Um es noch einmal ganz klar zu sagen: Es war ein schwerer Fehler, die WM an Katar zu vergeben. Aber das war nicht der Fehler der Fußballfans. Verantwortlich dafür ist der korrupte, demokratisch nicht legitimierte Fußball-Weltverband. Wir sollten uns dagegen wehren, wenn die Verantwortung nun verindividualisiert werden soll.

Schlechte Laune als Programm

Das Muster ist ja altbekannt: Wenn die Politik versagt, ruft sie schnell die Bürger dazu auf, das durch eigenes Verhalten auszugleichen. Nehmen wir die Umwelt- und Klimapolitik. Ob es den Klimawandel sehr beeindruckt, wenn wir Strohhalme aus Pappe statt Plastik benutzen, die für einen ausgeprägt pelzigen Trink-„Genuss“ sorgen?

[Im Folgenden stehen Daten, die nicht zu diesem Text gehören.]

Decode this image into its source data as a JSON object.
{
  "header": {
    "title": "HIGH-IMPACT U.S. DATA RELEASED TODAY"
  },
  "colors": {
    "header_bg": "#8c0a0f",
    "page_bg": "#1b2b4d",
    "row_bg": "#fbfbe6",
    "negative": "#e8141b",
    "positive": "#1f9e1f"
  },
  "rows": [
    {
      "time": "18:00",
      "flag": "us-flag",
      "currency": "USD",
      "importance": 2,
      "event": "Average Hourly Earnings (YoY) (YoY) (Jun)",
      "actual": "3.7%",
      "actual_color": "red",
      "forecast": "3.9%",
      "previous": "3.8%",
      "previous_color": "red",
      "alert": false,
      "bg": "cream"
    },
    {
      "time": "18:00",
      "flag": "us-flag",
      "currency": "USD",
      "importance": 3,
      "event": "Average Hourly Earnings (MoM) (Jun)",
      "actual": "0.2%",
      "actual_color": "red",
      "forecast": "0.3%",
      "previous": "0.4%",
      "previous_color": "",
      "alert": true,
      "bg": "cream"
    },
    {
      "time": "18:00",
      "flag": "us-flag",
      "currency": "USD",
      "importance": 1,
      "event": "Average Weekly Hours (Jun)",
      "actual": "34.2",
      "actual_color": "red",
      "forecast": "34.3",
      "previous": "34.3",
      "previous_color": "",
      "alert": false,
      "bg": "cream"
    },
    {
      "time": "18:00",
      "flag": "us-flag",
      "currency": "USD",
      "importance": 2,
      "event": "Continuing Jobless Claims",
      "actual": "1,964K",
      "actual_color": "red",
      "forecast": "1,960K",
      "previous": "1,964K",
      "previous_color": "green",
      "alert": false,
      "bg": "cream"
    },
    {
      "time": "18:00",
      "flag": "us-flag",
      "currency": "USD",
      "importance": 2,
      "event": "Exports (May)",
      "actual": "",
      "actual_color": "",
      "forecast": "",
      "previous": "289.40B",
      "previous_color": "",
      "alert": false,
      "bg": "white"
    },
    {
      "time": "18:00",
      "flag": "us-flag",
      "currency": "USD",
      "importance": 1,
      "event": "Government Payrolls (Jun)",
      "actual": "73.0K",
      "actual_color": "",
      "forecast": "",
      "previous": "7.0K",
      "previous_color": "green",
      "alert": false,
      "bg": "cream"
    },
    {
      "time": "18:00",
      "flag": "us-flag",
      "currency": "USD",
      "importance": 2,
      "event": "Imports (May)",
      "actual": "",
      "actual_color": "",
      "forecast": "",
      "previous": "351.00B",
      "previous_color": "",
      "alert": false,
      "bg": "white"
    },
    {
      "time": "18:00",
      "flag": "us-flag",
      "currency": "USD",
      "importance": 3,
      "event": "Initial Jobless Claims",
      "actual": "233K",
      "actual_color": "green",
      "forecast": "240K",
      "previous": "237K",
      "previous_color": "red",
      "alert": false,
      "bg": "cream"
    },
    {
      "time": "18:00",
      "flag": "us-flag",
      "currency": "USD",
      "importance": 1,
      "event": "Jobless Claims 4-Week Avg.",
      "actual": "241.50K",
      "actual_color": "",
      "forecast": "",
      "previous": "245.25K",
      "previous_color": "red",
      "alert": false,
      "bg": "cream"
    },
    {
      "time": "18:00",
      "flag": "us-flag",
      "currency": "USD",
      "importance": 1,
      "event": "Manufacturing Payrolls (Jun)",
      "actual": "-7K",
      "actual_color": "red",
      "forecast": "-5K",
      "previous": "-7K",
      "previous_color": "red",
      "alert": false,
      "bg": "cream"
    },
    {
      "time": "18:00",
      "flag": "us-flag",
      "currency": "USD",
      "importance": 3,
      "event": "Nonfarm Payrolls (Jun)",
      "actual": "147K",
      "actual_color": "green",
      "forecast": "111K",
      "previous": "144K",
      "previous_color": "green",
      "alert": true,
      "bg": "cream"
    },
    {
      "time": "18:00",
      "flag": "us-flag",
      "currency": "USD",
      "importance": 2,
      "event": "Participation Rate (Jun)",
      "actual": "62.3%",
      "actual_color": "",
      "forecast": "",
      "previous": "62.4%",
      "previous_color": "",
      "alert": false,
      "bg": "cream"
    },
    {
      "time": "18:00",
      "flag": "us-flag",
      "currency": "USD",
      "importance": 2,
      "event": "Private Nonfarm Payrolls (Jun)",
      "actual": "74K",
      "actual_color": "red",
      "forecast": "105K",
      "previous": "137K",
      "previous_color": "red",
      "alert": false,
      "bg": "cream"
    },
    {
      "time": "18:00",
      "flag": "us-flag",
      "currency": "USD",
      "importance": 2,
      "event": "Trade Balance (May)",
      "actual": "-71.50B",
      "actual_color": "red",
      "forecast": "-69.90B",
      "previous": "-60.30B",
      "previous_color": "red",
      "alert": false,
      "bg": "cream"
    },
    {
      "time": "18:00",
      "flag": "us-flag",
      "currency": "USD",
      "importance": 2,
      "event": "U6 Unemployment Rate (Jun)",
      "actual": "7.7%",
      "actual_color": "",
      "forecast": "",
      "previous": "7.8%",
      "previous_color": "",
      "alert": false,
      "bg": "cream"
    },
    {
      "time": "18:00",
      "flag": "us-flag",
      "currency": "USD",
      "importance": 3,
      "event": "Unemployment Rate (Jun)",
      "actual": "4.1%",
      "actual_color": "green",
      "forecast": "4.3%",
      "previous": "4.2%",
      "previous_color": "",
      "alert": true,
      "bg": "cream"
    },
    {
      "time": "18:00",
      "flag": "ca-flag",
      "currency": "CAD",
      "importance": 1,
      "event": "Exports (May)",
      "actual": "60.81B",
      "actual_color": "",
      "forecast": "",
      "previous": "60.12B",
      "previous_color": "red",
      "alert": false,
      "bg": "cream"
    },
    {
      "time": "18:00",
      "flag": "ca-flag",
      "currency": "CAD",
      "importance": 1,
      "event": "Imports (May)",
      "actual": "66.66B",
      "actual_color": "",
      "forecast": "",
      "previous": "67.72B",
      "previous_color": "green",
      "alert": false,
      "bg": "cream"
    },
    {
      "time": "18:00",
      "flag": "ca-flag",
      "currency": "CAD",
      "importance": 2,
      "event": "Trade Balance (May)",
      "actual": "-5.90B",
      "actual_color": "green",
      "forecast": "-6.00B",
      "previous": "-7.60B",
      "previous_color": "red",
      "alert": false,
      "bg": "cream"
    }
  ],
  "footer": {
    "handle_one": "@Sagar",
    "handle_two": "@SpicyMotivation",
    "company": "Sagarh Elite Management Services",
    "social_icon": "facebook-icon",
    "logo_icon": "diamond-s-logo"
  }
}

Ich schaue die WM ohne Gewissensbisse, damit das mal klar ist, und grille und esse dazu Bratwürste. So! Die schlechte Laune kommt schon von allein, wenn die deutsche Mannschaft spielt, wie ich es – trotz anderslautender Vorhersagen unseres sehr erfahrenen Sport-Chefs – befürchte. Dazu brauche ich jetzt nicht irgendwelche moralaposteligen Stimmungskiller-Kommandos.

Auf bald.

Das ist Klartext

Klare Kante, klare Meinung – das ist Klartext, die kommentierende Kolumne von Alexander Marinos, stellvertretender Chefredakteur der WAZ. Hier werden aktuelle politische Themen aufgegriffen und subjektiv-zugespitzt eingeordnet. Dabei handelt es sich um ein Meinungsangebot zum An- oder Ablehnen, An- oder Aufregen.